David Holz's Leap Motion Wants to Kill the Mouse
Growing up in southern Florida, David Holz was a tinkerer. “I had a large pile of all sorts of electronics,” he says. “I was trying to figure out how things worked.” In high school, he built a system that uses several microphones to pinpoint where a noise originates; the U.S. military now uses similar tools to locate snipers. Holz’s project took him to the Intel International Science and Engineering Fair, but he didn’t win a prize. “I lost to somebody who cured a disease,” he says.

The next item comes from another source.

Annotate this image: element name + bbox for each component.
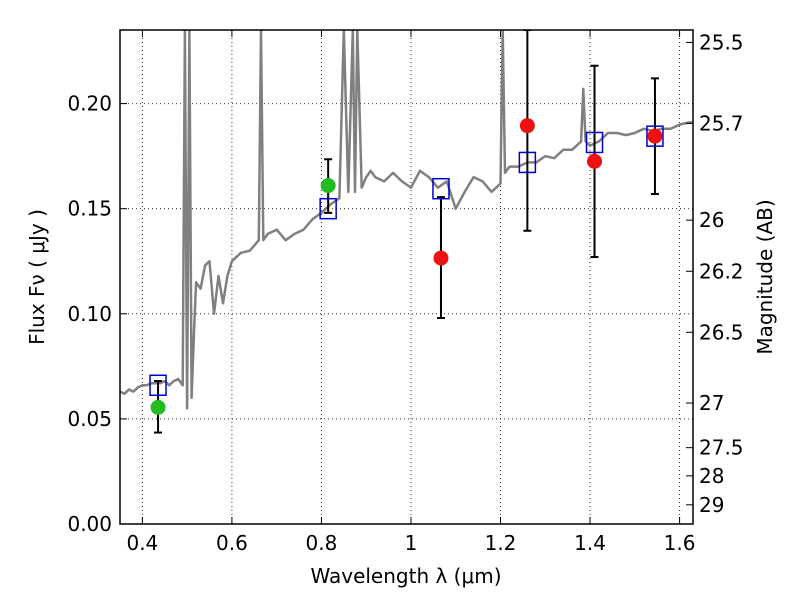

Holz, now 23, has moved on from sound-mapping. His new startup, Leap Motion, is dedicated to changing the way people interact with computers. Holz and his co-founder, Michael Buckwald, have built a device about the size of a cigarette lighter that contains three tiny cameras inside. It attaches to a computer and turns any PC or Mac into a gesture-recognition device. The idea is similar to the one behind Microsoft’s Kinect, an Xbox add-on that lets people play games just by moving their hands and body. At $70, the Leap Motion is about half the price of a Kinect. It’s also far more accurate, says Holz. The software that analyzes the images from the three cameras can track all 10 of a user’s fingers and detect movements of less than one-hundredth of a millimeter. “It’s so precise that it tracks down to the tendon,” says Andy Miller, a former Apple executive and now a partner at Highland Capital Partners, which has contributed to Leap Motion’s $14.5 million in funding.